Doctors on Covid-19 Duty Mentally Exhausted, Seek Professional Help
Doctors on Covid-19 Duty Mentally Exhausted, Seek Professional Help
Constant deaths and a crumbling health infrastructure have left the medical fraternity to seek help from mental health professionals.

As coronavirus situation in the country turns grim amid a second wave, doctors on Covid-19 duty have come under severe pressure, leaving them exhausted and mentally affected. Constant deaths and a crumbling health infrastructure have left the medical fraternity to seek help from mental health professionals.

Doctors, though familiar with deaths, are emotionally and mentally exhausted due to hours of overworking and constantly having to be in masks and PPE kits. “I feel very helpless standing before a patient whom I had seen recovering in the morning and is dead before the end of the day”, said Dr Keerthi Kurnool, who has been on Covid duty since the first wave. Kurnool, who is presently perceiving her post-graduation degree in Anesthesia from K S Hegde Medical Academy in Mangalore, also takes care of the ventilator arrangement and works at the ICU in the facility.

“We knew there would be a second wave, what we didn’t expect was this rate. In order to avoid exposing more people to virus, we work with minimal staff. Hence, every doctor will end up treating 20 to 25 patients at a time. I live in PPE kits and N95 masks whole day. Feeling suffocated inside it has made me hyper anxious. At the end of the day all I want to do is lie down. I will be too tired to even call my parents who live in Bengaluru and tell them I am doing fine. I witness at least 4 to 5 deaths in a day. And when the patient to whom I would have assured in the morning that his oxygen saturation is improving and he will be out of the hospital soon, breathes his last even before I wrap up for the day and is shifted as a corpse, I can’t explain what goes in my head,” she said.

Kurnool is not alone. Several other doctors who have been treating Covid-19 patients, are equally exhausted.

Dr Alok V Kulkarni, Senior Psychiatrist at Manas Nursing Home in Hubballi, said that many doctors, who were his friends and batch mates in medical school, were reaching out to him for help along with others who felt lost amid the situation. The doctors who approached him were stressed, exhausted, and suffered with extreme anxiety, fatigue and sleeplessness. The level of anxeity among them was so much that a few broke down in the ICU and had to pop a pill to manage for the time being. Another patient, a intensivist, suffered from a panic attack and his hands shivered while intubating for the N-th time during the day, said Dr Alok.

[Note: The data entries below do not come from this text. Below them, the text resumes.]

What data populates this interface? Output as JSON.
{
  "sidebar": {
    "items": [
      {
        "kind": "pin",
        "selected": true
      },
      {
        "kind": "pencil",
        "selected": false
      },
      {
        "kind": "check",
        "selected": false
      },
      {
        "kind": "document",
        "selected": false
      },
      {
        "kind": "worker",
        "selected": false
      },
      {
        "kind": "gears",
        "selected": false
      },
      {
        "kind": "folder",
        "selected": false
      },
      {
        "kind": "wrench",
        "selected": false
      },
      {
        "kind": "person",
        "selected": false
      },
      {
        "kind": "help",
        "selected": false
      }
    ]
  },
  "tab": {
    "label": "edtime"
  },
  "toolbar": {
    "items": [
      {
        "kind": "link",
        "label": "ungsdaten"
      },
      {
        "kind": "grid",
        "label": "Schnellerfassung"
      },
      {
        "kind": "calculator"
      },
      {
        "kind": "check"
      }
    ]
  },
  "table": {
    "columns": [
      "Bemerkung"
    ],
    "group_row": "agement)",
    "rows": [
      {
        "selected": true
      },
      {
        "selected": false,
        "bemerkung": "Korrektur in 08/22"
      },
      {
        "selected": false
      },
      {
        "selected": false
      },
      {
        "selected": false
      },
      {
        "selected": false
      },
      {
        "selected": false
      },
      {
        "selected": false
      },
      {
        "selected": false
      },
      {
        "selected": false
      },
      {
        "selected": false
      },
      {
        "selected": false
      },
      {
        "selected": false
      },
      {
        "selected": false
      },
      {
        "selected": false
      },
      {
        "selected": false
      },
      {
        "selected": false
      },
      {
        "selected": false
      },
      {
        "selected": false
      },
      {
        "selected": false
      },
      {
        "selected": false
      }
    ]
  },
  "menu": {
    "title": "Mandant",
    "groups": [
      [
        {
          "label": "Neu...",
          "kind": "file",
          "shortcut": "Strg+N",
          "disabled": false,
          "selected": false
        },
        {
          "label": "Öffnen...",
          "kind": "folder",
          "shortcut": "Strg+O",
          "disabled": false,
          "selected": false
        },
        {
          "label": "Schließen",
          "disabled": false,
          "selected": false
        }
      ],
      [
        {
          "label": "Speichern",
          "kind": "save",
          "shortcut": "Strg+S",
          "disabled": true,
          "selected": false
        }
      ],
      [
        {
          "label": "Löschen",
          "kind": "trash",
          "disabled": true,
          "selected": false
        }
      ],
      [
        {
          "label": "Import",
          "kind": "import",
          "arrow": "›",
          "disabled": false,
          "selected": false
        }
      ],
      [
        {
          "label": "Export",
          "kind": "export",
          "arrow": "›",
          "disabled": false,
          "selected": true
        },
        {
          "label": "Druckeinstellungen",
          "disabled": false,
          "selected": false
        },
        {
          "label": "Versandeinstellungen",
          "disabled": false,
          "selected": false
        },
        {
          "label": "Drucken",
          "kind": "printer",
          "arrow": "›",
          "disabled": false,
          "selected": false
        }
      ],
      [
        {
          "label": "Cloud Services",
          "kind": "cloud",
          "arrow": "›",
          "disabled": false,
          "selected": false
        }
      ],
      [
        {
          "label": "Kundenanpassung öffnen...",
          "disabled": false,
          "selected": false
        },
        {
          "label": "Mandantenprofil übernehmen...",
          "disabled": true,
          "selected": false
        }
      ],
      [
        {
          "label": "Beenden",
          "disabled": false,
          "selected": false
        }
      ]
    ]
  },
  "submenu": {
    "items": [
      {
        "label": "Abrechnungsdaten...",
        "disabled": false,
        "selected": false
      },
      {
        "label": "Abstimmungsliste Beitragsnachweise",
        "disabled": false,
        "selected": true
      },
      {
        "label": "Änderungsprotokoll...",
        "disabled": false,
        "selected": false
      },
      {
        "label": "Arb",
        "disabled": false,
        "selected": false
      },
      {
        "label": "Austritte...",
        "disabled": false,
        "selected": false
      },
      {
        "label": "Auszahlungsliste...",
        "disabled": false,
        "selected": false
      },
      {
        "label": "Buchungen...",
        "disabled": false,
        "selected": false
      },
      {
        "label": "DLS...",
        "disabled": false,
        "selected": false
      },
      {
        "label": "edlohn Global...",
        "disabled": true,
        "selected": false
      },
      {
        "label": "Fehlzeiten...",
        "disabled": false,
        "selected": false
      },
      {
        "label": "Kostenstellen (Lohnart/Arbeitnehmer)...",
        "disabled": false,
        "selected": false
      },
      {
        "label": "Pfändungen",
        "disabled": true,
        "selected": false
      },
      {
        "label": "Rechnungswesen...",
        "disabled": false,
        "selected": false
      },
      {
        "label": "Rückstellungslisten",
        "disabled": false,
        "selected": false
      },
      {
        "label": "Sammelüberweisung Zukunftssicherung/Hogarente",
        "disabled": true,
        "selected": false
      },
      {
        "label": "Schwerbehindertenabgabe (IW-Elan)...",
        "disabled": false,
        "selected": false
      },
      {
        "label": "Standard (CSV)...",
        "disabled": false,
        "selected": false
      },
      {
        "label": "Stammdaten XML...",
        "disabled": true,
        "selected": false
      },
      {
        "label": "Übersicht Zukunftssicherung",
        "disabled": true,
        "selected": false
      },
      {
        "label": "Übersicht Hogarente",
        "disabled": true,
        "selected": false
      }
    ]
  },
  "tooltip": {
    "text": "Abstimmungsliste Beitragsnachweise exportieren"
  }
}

Deaths of patients have become a common sight for the doctors, especially for the anesthetists and intensivists. They struggled with decisions of whom to prioritise. Dr Alok recalled that an intensivist friend had teared up, feeling helpless when he had two patients — a senior citizen and a young girl — in the need of ventilation, and there was only one to give.

During the first wave, the doctors, though overworked, were a bit relaxed and sought therapy. However, with onset of the second wave, not a single one had come for a follow up to the health professionals.

The personal life of these doctors had also gone wayward with no or little time for their families. Even after going home, all that they could think of was the death of several patients whom they desperately wanted to save. Several non-medical spouses of these doctors had also threatened their better halves with a divorce if they did not quit jobs. In such a case, Dr Alok said, he had to counsel both.

If the Covid-19 situation did not improve, many doctors would turn into patients and there would be many who cannot be treated. There had been numerous instances where families of doctors had tested positive and could not be treated on time. They were neglecting their own health and well-being, compromising their personal lives for the call of duty. Calling doctors ‘Corona Warriors’ is not an honor, indeed it is something that they earned while fighting the Covid-19 war.